Wisynco, Jamaica’s bottler and distributor for Pepsi’s biggest rival, Coca-Cola, could lose some 10 per cent of its revenue stream — based on 2009 reports — if it has to surrender the Ocean Spray distributorship.
The company’s aggressive marketing and distribution made Jamaica the top per capita consumer of Ocean Spray cranberry juice in the world.
In 2008, the manufacturer and distributor, based in White Marl, St Catherine, merged the Ocean Spray brand with its own line of purified water, Wata, to create the hit cranberry-flavoured water product, popularly known as ‘cran wata’.
But a cloud was cast over Wisynco’s distribution deal last week when Pepsi and Ocean Spray Cranberries announced a strategic alliance which gives Pepsi exclusive rights for a term of 20 years over a portfolio of Ocean Spray cranberry- and blueberry-based beverages throughout its Latin America Beverages division, which includes countries in the Caribbean, Central America and South America.
“There is still some uncertainty as to what the future holds,” Wisynco managing director William Mahfood told the Business Observer. “There are ongoing discussions with Ocean Spray… In a few days we may have some information.
“As you can imagine, we can’t hold discussions with Pepsi because we are Pepsi’s biggest competitor in the market,” Mahfood noted.

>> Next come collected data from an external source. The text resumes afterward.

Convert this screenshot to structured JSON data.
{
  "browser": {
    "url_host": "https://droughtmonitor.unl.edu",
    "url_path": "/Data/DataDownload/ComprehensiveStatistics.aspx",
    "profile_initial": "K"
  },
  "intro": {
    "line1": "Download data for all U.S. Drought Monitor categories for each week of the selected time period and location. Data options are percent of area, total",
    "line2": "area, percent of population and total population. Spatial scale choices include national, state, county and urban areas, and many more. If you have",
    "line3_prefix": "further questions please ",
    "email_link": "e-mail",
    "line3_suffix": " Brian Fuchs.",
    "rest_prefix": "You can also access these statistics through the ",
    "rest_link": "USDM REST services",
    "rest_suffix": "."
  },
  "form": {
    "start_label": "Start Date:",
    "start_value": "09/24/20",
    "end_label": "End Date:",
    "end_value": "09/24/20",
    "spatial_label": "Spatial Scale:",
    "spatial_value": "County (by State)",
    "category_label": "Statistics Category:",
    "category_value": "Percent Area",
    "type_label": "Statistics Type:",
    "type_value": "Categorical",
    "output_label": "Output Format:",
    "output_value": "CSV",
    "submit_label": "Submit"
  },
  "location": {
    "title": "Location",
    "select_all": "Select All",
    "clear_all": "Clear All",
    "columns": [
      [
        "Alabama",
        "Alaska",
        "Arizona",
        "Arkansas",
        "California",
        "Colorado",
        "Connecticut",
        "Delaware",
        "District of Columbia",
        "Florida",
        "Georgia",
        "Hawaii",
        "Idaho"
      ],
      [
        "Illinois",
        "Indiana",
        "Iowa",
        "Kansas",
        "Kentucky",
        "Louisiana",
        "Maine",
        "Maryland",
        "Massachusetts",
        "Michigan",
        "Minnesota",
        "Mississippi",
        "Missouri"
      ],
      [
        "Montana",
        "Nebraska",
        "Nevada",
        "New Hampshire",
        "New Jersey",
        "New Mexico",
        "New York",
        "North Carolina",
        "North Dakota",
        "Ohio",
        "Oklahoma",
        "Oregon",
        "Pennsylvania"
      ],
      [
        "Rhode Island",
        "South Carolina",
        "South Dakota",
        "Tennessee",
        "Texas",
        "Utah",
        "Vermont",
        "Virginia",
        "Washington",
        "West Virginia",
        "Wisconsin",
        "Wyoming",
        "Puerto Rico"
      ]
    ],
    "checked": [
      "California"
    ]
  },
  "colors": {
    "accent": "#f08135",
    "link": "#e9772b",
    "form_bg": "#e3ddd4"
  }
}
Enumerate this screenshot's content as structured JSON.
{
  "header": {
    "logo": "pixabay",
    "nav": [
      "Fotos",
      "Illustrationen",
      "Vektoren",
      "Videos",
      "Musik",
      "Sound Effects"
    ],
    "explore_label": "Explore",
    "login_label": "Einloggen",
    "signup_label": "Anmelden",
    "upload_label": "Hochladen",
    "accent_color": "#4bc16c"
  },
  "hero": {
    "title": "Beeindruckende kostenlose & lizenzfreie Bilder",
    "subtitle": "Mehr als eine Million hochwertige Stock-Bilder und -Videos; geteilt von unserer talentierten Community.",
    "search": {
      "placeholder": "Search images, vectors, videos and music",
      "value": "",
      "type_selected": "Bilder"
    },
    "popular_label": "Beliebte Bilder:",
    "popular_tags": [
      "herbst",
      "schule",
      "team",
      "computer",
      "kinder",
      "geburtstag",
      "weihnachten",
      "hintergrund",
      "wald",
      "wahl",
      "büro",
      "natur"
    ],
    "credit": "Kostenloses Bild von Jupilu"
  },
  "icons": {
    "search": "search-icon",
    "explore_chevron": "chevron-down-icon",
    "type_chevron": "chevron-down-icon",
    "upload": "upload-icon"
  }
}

Pepsi Jamaica did not respond to questions from the Business Observer before press time yesterday. But the company issued a press release stating that Pepsi will share marketing responsibilities with Ocean Spray for the products and intends to collaborate on product innovation across the region.
“We see tremendous opportunities to grow our beverage business in emerging markets throughout Latin America, and we continue to take steps to strengthen our brand portfolio through product innovation, marketing and strategic partnerships,” said Luis Montoya, president of PepsiCo Latin America Beverages.

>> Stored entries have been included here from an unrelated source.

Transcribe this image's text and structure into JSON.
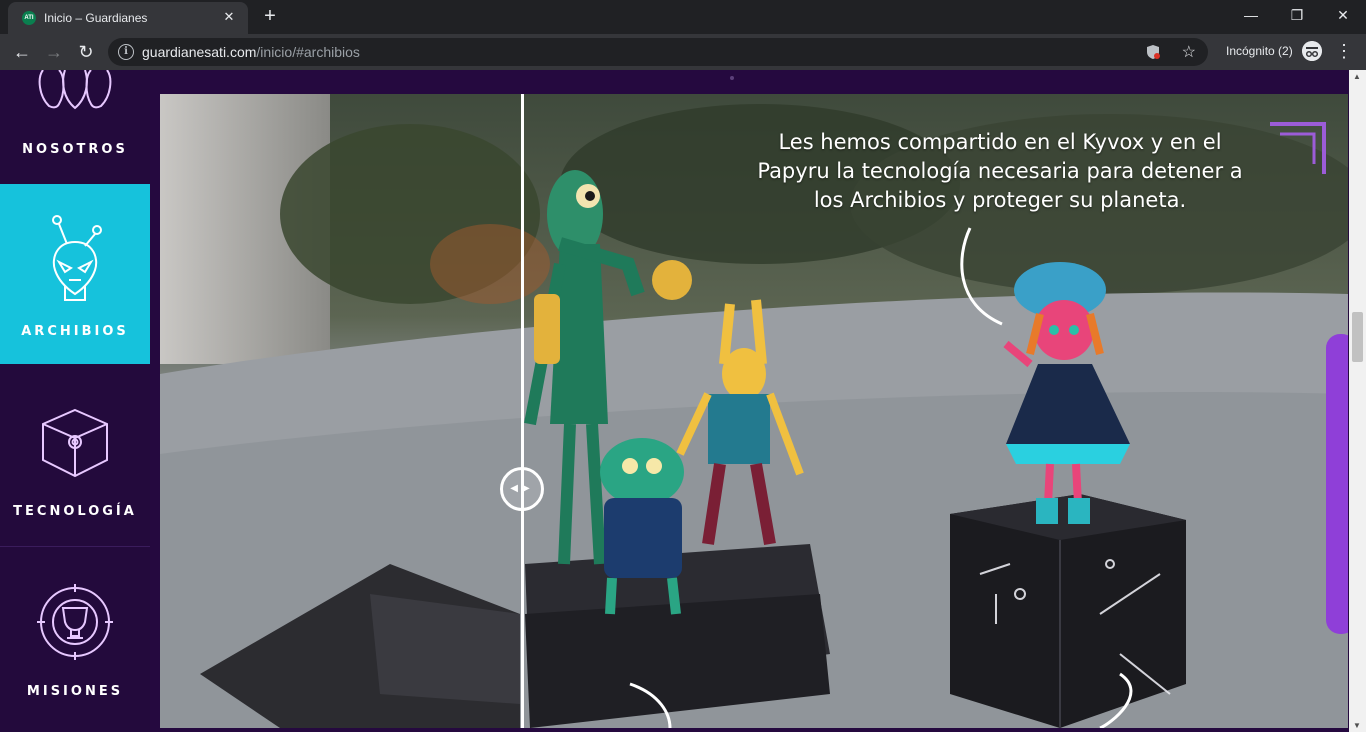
{
  "browser": {
    "tab": {
      "favicon_text": "ATI",
      "title": "Inicio – Guardianes",
      "close": "✕"
    },
    "new_tab": "+",
    "window": {
      "minimize": "—",
      "restore": "❐",
      "close": "✕"
    },
    "nav": {
      "back": "←",
      "forward": "→",
      "reload": "↻"
    },
    "address": {
      "info_icon": "i",
      "domain": "guardianesati.com",
      "path": "/inicio/#archibios"
    },
    "star": "☆",
    "incognito": "Incógnito (2)",
    "menu": "⋮"
  },
  "sidebar": {
    "items": [
      {
        "label": "NOSOTROS",
        "icon": "aliens-group-icon",
        "active": false
      },
      {
        "label": "ARCHIBIOS",
        "icon": "alien-head-icon",
        "active": true
      },
      {
        "label": "TECNOLOGÍA",
        "icon": "cube-icon",
        "active": false
      },
      {
        "label": "MISIONES",
        "icon": "trophy-target-icon",
        "active": false
      }
    ]
  },
  "viewer": {
    "speech": "Les hemos compartido en el Kyvox y en el Papyru la tecnología necesaria para detener a los Archibios y proteger su planeta.",
    "compare_handle": "◀▶"
  },
  "colors": {
    "accent": "#16c2dc",
    "sidebar_bg": "#230a3c",
    "page_bg": "#25093f"
  }
}
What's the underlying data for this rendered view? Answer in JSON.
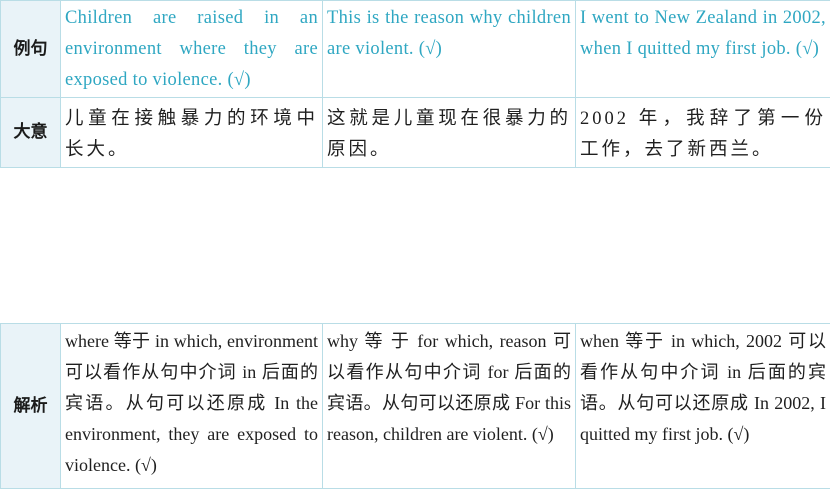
{
  "labels": {
    "example": "例句",
    "meaning": "大意",
    "analysis": "解析"
  },
  "examples": [
    "Children are raised in an environment where they are exposed to violence. (√)",
    "This is the reason why children are violent. (√)",
    "I went to New Zealand in 2002, when I quitted my first job. (√)"
  ],
  "meanings": [
    "儿童在接触暴力的环境中长大。",
    "这就是儿童现在很暴力的原因。",
    "2002 年，我辞了第一份工作，去了新西兰。"
  ],
  "analyses": [
    "where 等于 in which, environment 可以看作从句中介词 in 后面的宾语。从句可以还原成 In the environment, they are exposed to violence. (√)",
    "why 等 于 for which, reason 可以看作从句中介词 for 后面的宾语。从句可以还原成 For this reason, children are violent. (√)",
    "when 等于 in which, 2002 可以看作从句中介词 in 后面的宾语。从句可以还原成 In 2002, I quitted my first job. (√)"
  ],
  "colors": {
    "border": "#b9dde6",
    "header_bg": "#e9f3f8",
    "example_text": "#2fa7c2",
    "body_text": "#1f1f1f"
  }
}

“Ocean Spray is already a great PepsiCo partner in the US, and we believe this will be a winning combination for Latin American consumers and customers,” he said. “It positions us well to continue to gain share of the growing juice category.”

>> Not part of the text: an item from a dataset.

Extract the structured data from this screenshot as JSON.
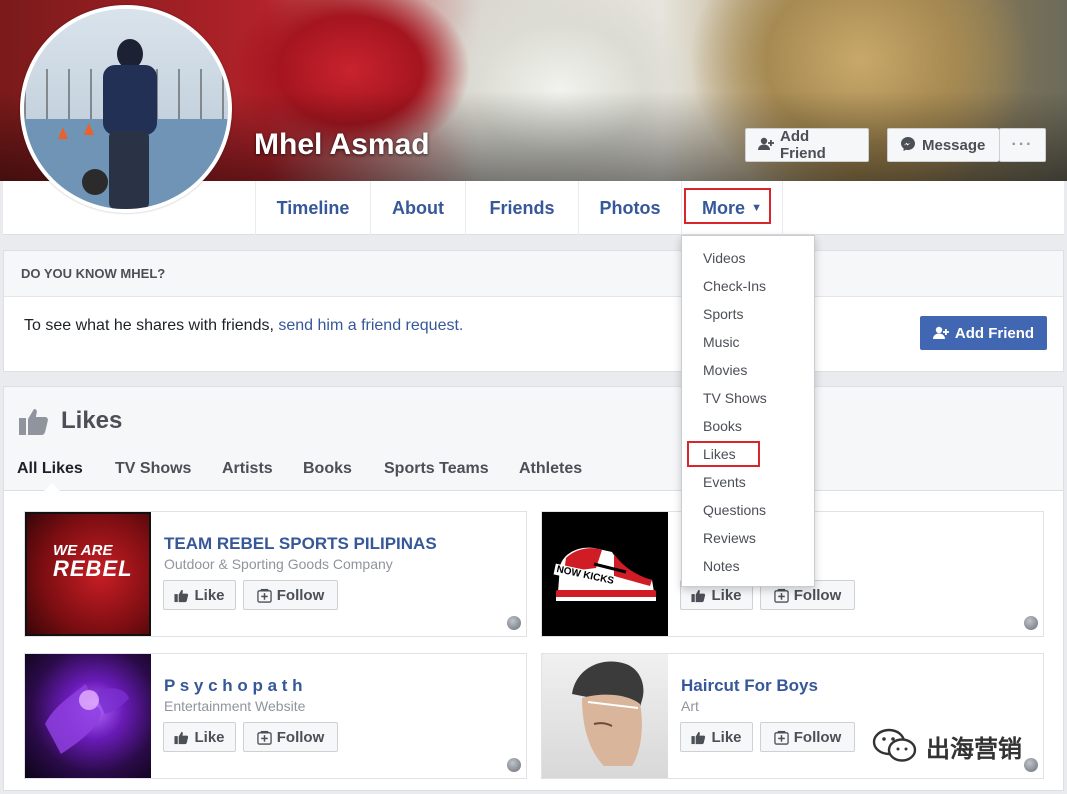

Wisynco, which grosses over $8 billion in annual revenues, invested $1-billion in a 260,000 – square-foot warehousing and distribution centre near White Marl less than five years ago, aimed at deepening its manufacturing and exporting capacity and allowing it to produce a range of juices it imports for distribution into the island. The Ocean Spray brand was an integral part of those plans, with the Ocean Spray Wata product receiving very positive market response since its 2008 launch, including an award for Breakthrough Product of the Year from the Jamaica Manufacturers Association in 2008. In 2010, the Mahfood family-run company began exporting ‘cran wata’ to regional markets.
Wisynco’s relationship with Coca-Cola began in 2006 when it aqcuired the exclusive rights to distribute the multinational’s range of products with a specific mandate to increase Coke’s stake in a domestic cola market dominated by Pepsi.